Another contention on behalf of the Government is that those services wore rendered in placing the merchandise, in condition ready for shipment to the United States and hence that the compensation paid out of the discounts was a part of the expenses which the statute provides shall be included in the dutiable value, or, in other words, that those commissions constitute, in effect, a part of the market value defined by the statute. We find nothing in the record which, in our opinion, would have justified the appraising tribunals in finding this as a fact. The contention seems to have been presented before the appellate division and obviously the whole trend of its decision is contrary thereto.

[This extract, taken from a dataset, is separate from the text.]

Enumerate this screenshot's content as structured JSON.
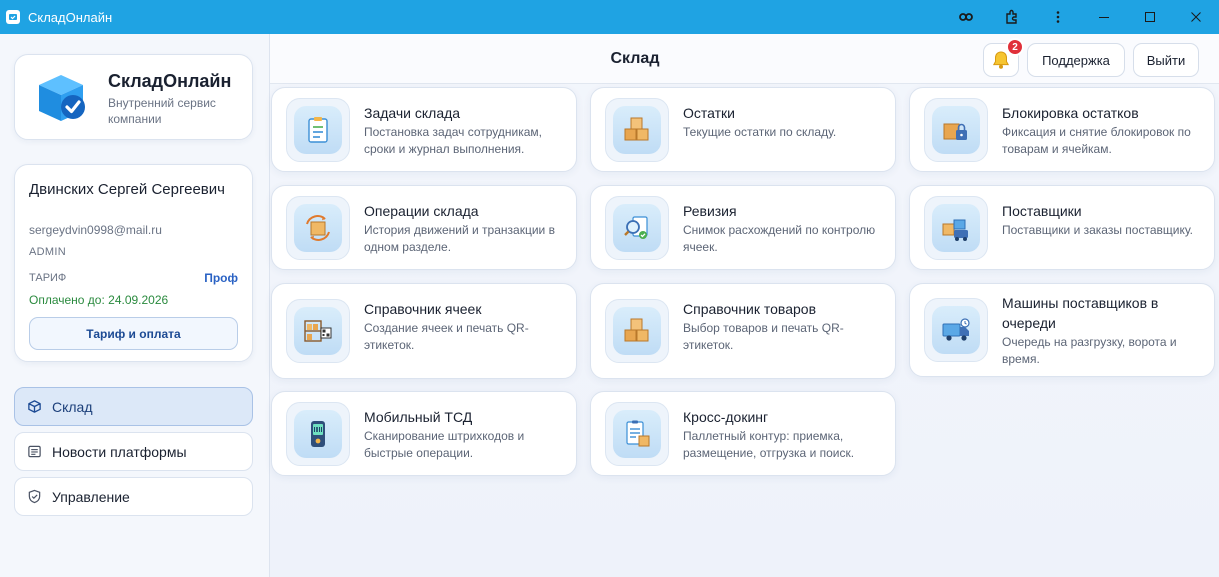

It is pointed out in the decision of the appellate division that this court in the ease of Stein v. United States, 1 Ct. Cust. Appls. 36, T. D. 31007, held that a commission paid by an importer to a commissionaire to receive goods, unfold and compare them with samples, procure cases and attend to the packing and shipping of the same, entered into the cost of the goods to the importer, but did not become a part of the market value of the goods, and the charge *227for such service was simply a commission and constituted a non-dutiable item.

The appellate division also said:

Even while commissions paid by a seller to his agent are ordinarily a part of the selling price of goods, when it is shown that the buyer could buy direct from the seller without the intervention of an agent, but chose to buy through the agent, to whom he had to pay 3 per centum added by the exporter, such commission constitutes no part of the export value. See United States v. Enrique Vidal Sanchez, 15 Ct. Cust. Appls. 443, T. D. 42642. In United States v. Case, 13 Ct. Cust. Appls. 122, T. D. 40958, compensation paid to an agent of the importer for his services in buying material and furnishing it to Chinese makers of lace, and also for his services in supervising the work and collecting it when finished, was held to be a commission and no part of the market value.
In the case of Western Sausage & Provision Co., Inc., v. United States, Reap. Dec. 2049, it was held that the market value of merchandise upon which a cash discount was allowed is the price less such cash discount, notwithstanding that cash was not paid, nor any cash discount actually allowed. The Supreme Court in Arthur v. Goddard, 96 U. S. 145, 24 L. ed. 814, held that where goods were sold for a certain sum less 2 per centum cash discount, and the net price represented the foreign-market value of such goods, the net price was the dutiable value, notwithstanding that the cash discount was not actually allowed.

We do not deem it necessary to discuss in detail all the arguments presented by the Government. Its contentions have been stated above in the language of its own summary.

The record here is quite an elaborate one, much more elaborate than is usual in reappraisement proceedings which reach this court. The cases have been well tried and they were thoroughly discussed in the decisions below.

It is our conclusion that there is substantial evidence to support the findings of fact made by those tribunals who alone are charged with the responsibility of finding facts, and that no errors of law were committed.

The judgment of the United States Customs Court is affirmed.